3) Direttore spirituale dell’FPMT (Foundation for the Preservation of the Mahayana Tradition), a cui fanno capo la maggior parte dei Centri buddhisti di tradizione tibetana ghelugpa, e stretto collaboratore di Sua Santità il XIV Dalai Lama.
4) “Bodhicitta” (sanscrito) significa “Mente dell’Illuminazione o del risveglio”. Nozione centrale nel Mahayana, la bodhicitta è definibile come il voto di conseguire l’illuminazione per il beneficio di tutti gli esseri senzienti (cfr. Philippe Cornu, 2003, Dizionario del Buddhismo, Milano, Bruno Mondadori, pag. 66).
5) Lama Thubten Zopa Rinpoche, (Titolo originale dell’opera: A Chat about Heruka). Edizione italiana: Chiara Luce Edizioni, Pomaia (PI) (d’imminente pubblicazione).

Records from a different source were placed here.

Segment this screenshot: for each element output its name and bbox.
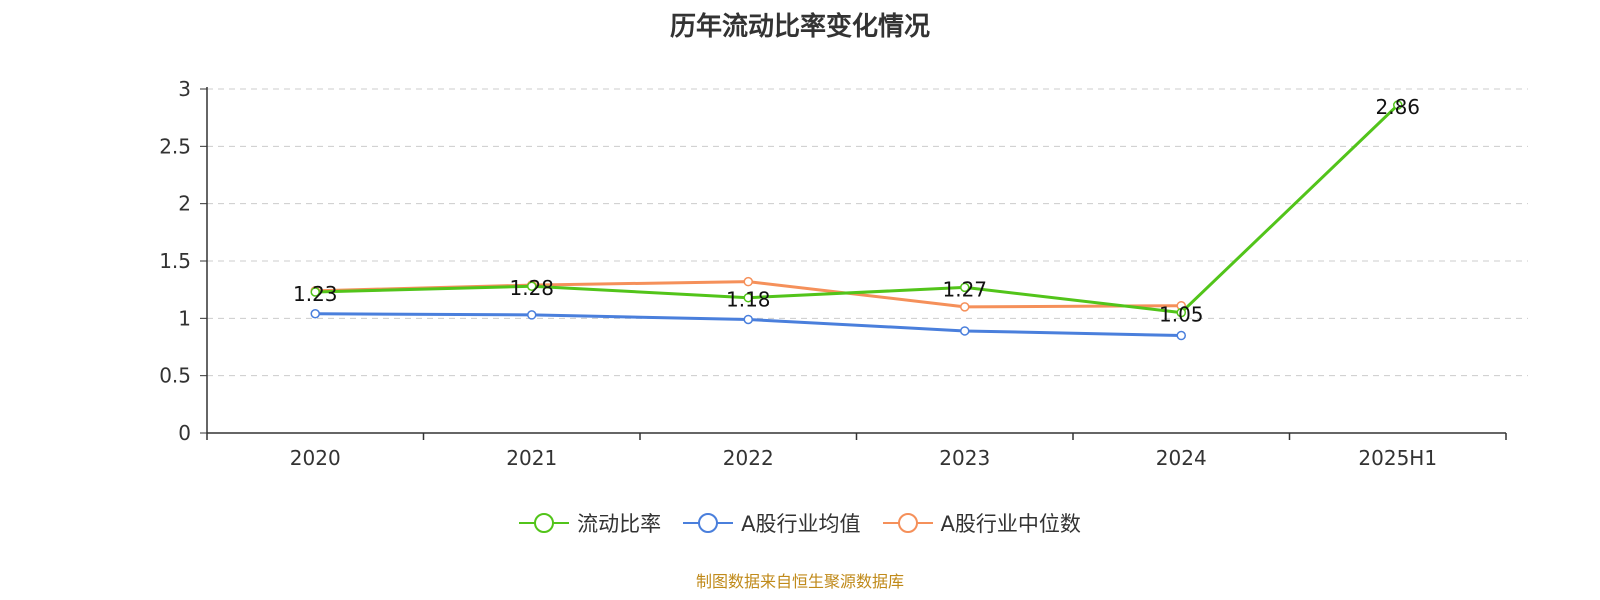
- source-note: 制图数据来自恒生聚源数据库: [695, 572, 904, 591]
- y-tick-label: 1: [178, 306, 191, 330]
- y-tick-label: 2: [178, 192, 191, 216]
- legend-swatch-industry-mean: [683, 513, 734, 533]
- data-point-0: [960, 282, 970, 293]
- legend-item-industry-mean[interactable]: A股行业均值: [683, 508, 861, 538]
- data-label: 1.05: [1159, 303, 1204, 327]
- data-point-1: [743, 314, 753, 325]
- data-point-2: [743, 276, 753, 287]
- data-point-1: [1176, 330, 1186, 341]
- data-label: 2.86: [1375, 95, 1420, 119]
- data-point-1: [310, 308, 320, 319]
- y-tick-label: 0.5: [159, 364, 191, 388]
- legend-item-current-ratio[interactable]: 流动比率: [519, 508, 661, 538]
- legend-swatch-industry-median: [882, 513, 933, 533]
- x-tick-label: 2024: [1156, 446, 1207, 470]
- x-tick-label: 2025H1: [1358, 446, 1437, 470]
- y-tick-label: 3: [178, 77, 191, 101]
- data-point-1: [527, 310, 537, 320]
- series-line-0: [315, 103, 1399, 315]
- x-tick-label: 2020: [290, 446, 341, 470]
- legend-swatch-current-ratio: [519, 513, 570, 533]
- legend-label-current-ratio: 流动比率: [577, 512, 662, 536]
- data-point-0: [743, 292, 753, 303]
- data-point-0: [1176, 307, 1186, 318]
- legend-label-industry-median: A股行业中位数: [940, 512, 1081, 536]
- data-label: 1.28: [509, 276, 554, 300]
- data-point-1: [960, 326, 970, 336]
- data-label: 1.23: [293, 282, 338, 306]
- data-point-0: [1393, 100, 1403, 110]
- data-label: 1.27: [942, 277, 987, 301]
- x-tick-label: 2022: [723, 446, 774, 470]
- x-tick-label: 2021: [506, 446, 557, 470]
- data-point-0: [310, 287, 320, 297]
- legend-label-industry-mean: A股行业均值: [741, 512, 861, 536]
- data-point-2: [960, 302, 970, 312]
- y-tick-label: 2.5: [159, 134, 191, 158]
- data-label: 1.18: [726, 288, 771, 312]
- legend-item-industry-median[interactable]: A股行业中位数: [882, 508, 1081, 538]
- legend: 流动比率 A股行业均值 A股行业中位数: [0, 508, 1600, 538]
- x-tick-label: 2023: [939, 446, 990, 470]
- chart-title: 历年流动比率变化情况: [669, 12, 930, 42]
- data-point-0: [527, 281, 537, 291]
- y-tick-label: 0: [178, 421, 191, 445]
- y-tick-label: 1.5: [159, 249, 191, 273]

6) Philippe Cornu, 2003, Dizionario di Buddhismo, Bruno Mondadori, Milano, pag. 487.
7) Khensur Ciampa Thegciog, Lama attualmente residente all’Istituto Lama Tzong Khapa di Pomaia, insegnante nel Corso Superiore di Studi Filosofici Buddhisti, Masters Program.
8) Khensur Ciampa Thegciog, 2010, Fiori di Saggezza, dal cuore di un Lama del Tibet, Edizioni Daigo Press, Limena (PD), pag. 198-199.

Biografia

Serena Tallarico è nata a Cecina (LI) nel 1983. Laureata in Discipline Etnoantropologiche e specializzata in Antropologia Medica, con una tesi su “Etnografia dell’accompagnamento alla morte tra Biomedicina e Buddhismo”, ha recentemente conseguito un Master in Religioni e Mediazioni Culturale. E’ stata Consigliera delegata dell’Unione Buddhista Italiana (UBI) per la “Consulta Giovanile per il pluralismo religioso e culturale”, presso il Ministero dell’Interno e il Ministero delle Politiche Giovanili e Attività Sportive. Ha collaborato per diversi anni con la rivista “Confronti”, mensile di politica, attualità, dialogo culturale e interreligioso.
Attualmente opera come antropologa medica e mediatrice linguistico-culturale nel “Servizio richiedenti protezione internazionale, rifugiati e vittime di tortura” dell’Istituto nazionale per la promozione della salute delle popolazioni migranti e per la prevenzione delle malattie della povertà (INMP).
Il setting psico-diagnostico sviluppato dal Servizio produce una certificazione articolata in tre parti: 1) relazione medica, che attesta ogni eventuale prova fisica di torture e maltrattamenti; 2) relazione psicologica, che documenta la presenza di sintomi psichici in seguito ai traumi subiti; 3) “memoria traumatica” raccolta dall’antropologo, che racconta (in prima persona) l’esperienza individuale di migrazione forzata e la pone in correlazione con il quadro di conflitti interreligiosi, persecuzioni politiche e guerre che l’hanno determinata.
Durante il setting, è fondamentale aiutare la persona ad esporre la propria esperienza mediando fra il suo universo culturale di riferimento e quello occidentale. E’ quindi di grande importanza l’assistenza che il mediatore culturale offre ai medici e agli psicologi nella decifrazione dei simboli, delle metafore e delle modalità di narrazione utilizzate.